Despite Texas employment growing faster than United States employment, business owners are still wary of long supply chains, according to Joe Tracy, executive vice president at the Federal Reserve Bank of Dallas.

Tracy presented his thoughts and findings at the annual Greater Houston Builders Association economic forecast luncheon. He noted Houston economically outperformed the country during the pandemic in 2021 and will likely do so in 2022 as well.

“COVID[-19] has caused both domestically and internationally real supply problems. Markets are trying to ration the existing demand with a supply,” Tracy said.

In a survey sent out to businesses experiencing supply chain disruptions or delays, a majority of them said they expected it to be at least a year before their supply chains became normal again.

“Firms are starting to get more pessimistic about the duration of some of these supply chain problems,” Tracy said.



Tracy attributed this change to when a large number of businesses closed down at the beginning of the pandemic to try to flatten the curve so as to not overwhelm hospitals. Instead, it led to disrupted supply chains, causing delays and shortages.

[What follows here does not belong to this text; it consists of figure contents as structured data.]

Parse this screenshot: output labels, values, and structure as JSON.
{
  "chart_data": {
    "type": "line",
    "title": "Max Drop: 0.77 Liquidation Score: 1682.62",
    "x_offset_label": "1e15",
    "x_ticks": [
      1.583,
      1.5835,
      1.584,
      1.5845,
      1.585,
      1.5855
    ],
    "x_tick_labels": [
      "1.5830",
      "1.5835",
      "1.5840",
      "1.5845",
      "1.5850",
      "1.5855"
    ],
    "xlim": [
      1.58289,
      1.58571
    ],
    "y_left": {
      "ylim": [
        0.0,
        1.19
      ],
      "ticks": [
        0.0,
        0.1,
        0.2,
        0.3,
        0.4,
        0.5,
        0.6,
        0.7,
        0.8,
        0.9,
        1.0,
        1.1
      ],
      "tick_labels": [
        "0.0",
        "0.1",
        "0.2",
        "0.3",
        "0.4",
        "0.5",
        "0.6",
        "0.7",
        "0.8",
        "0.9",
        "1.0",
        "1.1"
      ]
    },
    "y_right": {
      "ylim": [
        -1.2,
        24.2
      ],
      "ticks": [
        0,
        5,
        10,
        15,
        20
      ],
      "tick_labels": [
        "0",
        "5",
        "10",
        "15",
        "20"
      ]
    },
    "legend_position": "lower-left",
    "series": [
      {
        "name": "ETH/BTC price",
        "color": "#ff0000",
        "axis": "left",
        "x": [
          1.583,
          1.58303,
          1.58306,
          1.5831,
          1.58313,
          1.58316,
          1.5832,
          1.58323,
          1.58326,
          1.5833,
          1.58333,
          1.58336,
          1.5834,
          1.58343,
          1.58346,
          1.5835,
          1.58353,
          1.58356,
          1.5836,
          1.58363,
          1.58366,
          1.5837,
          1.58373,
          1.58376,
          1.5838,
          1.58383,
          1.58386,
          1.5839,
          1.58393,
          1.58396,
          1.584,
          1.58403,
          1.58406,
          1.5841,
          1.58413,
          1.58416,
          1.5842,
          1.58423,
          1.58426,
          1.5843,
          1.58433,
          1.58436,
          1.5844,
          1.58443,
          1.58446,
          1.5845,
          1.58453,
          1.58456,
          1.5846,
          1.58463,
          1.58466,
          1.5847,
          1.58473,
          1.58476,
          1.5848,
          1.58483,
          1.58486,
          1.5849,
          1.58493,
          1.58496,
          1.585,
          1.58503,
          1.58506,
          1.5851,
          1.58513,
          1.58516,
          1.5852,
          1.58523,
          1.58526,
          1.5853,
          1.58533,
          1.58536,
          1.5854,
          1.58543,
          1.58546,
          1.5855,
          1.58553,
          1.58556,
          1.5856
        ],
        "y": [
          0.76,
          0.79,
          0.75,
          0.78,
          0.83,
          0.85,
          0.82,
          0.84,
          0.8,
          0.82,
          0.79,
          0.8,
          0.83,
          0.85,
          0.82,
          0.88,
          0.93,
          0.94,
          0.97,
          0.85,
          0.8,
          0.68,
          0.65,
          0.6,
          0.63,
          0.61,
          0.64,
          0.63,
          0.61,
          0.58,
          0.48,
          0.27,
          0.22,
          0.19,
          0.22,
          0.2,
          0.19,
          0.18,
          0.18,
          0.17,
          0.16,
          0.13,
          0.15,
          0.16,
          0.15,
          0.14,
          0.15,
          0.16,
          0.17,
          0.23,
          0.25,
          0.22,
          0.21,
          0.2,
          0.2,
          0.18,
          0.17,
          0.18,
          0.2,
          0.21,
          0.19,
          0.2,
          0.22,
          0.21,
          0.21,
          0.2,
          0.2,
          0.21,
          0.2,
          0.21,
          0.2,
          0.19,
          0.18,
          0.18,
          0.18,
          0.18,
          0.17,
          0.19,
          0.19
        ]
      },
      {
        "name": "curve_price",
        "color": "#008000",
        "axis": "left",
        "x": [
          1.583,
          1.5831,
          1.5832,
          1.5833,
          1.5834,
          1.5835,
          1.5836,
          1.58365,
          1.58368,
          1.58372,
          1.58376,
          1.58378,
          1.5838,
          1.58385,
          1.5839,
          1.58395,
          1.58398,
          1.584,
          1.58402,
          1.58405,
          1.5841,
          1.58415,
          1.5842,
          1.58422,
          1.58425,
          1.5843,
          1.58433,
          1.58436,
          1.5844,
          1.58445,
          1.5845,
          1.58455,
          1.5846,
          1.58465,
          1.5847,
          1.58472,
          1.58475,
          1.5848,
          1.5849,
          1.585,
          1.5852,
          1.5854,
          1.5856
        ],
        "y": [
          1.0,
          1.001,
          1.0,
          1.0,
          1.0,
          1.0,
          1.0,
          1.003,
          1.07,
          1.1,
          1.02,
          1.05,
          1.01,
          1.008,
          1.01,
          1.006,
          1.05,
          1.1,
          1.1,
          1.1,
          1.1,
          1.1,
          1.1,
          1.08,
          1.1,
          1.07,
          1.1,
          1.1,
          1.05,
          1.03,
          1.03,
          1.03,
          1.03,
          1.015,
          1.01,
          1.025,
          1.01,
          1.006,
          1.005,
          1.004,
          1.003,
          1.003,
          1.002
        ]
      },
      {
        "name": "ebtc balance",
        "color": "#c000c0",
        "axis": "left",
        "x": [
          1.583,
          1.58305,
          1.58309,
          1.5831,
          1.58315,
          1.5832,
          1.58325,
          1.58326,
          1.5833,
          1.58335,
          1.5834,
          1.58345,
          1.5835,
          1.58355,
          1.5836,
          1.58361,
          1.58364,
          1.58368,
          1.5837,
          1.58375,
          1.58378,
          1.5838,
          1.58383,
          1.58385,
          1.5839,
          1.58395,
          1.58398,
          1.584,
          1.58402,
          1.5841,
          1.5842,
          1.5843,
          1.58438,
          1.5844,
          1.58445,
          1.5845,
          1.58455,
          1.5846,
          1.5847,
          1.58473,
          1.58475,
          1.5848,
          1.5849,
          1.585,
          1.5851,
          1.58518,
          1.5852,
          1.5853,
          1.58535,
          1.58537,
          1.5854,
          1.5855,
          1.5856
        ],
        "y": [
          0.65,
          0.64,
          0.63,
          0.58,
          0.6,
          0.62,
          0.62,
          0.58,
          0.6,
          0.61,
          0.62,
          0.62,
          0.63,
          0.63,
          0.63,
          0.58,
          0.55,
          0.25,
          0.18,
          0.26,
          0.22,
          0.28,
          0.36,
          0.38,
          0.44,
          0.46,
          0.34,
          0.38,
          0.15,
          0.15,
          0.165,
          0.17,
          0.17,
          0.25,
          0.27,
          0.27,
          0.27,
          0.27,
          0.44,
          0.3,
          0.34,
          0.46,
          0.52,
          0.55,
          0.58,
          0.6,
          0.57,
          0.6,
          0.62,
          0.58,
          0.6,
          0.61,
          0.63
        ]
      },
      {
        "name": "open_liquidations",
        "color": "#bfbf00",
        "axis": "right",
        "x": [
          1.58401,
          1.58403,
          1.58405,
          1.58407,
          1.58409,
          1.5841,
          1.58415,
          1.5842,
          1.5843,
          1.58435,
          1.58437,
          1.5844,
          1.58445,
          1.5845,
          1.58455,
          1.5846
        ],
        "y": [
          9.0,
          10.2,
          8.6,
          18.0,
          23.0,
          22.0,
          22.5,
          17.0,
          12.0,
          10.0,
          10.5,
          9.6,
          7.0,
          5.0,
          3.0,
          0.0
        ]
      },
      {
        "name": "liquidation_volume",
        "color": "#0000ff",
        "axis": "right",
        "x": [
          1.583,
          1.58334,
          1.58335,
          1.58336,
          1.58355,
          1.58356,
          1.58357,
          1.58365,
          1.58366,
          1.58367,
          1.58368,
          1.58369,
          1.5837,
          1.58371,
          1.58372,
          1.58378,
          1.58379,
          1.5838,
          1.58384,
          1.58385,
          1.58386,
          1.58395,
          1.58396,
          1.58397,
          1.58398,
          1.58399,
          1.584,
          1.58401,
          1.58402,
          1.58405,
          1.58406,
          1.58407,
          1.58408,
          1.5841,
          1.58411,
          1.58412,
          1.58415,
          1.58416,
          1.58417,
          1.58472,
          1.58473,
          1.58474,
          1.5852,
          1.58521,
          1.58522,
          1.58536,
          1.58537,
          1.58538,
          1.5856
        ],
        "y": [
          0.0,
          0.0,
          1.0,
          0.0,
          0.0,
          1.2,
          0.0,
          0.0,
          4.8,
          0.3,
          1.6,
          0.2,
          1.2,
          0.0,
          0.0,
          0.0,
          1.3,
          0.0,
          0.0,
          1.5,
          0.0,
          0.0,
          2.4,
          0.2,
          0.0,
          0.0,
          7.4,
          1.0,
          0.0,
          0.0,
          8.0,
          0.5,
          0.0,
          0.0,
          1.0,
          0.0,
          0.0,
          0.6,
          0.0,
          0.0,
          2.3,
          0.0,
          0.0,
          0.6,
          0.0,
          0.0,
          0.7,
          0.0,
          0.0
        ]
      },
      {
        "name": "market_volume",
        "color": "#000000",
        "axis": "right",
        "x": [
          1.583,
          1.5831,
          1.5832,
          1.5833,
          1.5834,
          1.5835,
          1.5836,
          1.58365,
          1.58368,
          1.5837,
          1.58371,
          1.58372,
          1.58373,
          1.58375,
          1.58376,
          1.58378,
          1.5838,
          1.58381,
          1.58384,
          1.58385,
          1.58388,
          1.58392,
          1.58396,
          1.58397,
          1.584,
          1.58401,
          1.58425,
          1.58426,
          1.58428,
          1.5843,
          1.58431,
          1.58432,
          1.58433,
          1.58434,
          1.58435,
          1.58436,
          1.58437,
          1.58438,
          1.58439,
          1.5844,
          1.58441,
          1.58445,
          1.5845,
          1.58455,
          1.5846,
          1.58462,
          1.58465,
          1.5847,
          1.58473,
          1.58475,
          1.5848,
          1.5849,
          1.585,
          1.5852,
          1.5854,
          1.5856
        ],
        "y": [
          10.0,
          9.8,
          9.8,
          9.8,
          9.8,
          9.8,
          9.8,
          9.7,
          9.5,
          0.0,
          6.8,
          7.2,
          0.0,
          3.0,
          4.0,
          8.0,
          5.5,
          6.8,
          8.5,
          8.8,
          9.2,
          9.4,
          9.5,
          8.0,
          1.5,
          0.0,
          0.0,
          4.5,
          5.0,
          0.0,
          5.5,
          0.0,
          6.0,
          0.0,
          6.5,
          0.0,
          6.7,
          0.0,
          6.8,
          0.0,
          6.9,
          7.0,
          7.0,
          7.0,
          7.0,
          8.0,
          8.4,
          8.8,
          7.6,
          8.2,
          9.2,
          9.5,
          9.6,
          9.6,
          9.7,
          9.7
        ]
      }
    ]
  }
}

“We don't want to overwhelm our health care system. They basically tried policies of shutting down a lot of businesses where there was high contact between the business and their customers,” Tracy said.

Even with most businesses trying to stay open, the omicron variant has been causing staffing problems, leading to a restricted ability of businesses to be able to operate, according to Tracy.

Tracy also mentioned the labor market is recovering, but it s still not back to the levels it saw in 2019. With Houston being an energy metro, it is one of the cities that is still recovering its lost jobs.


“We can see actually there are a number of metro areas in Texas where they’re [back to] pre-COVID [levels], but Houston is still going to take a little bit of time,” Tracy said.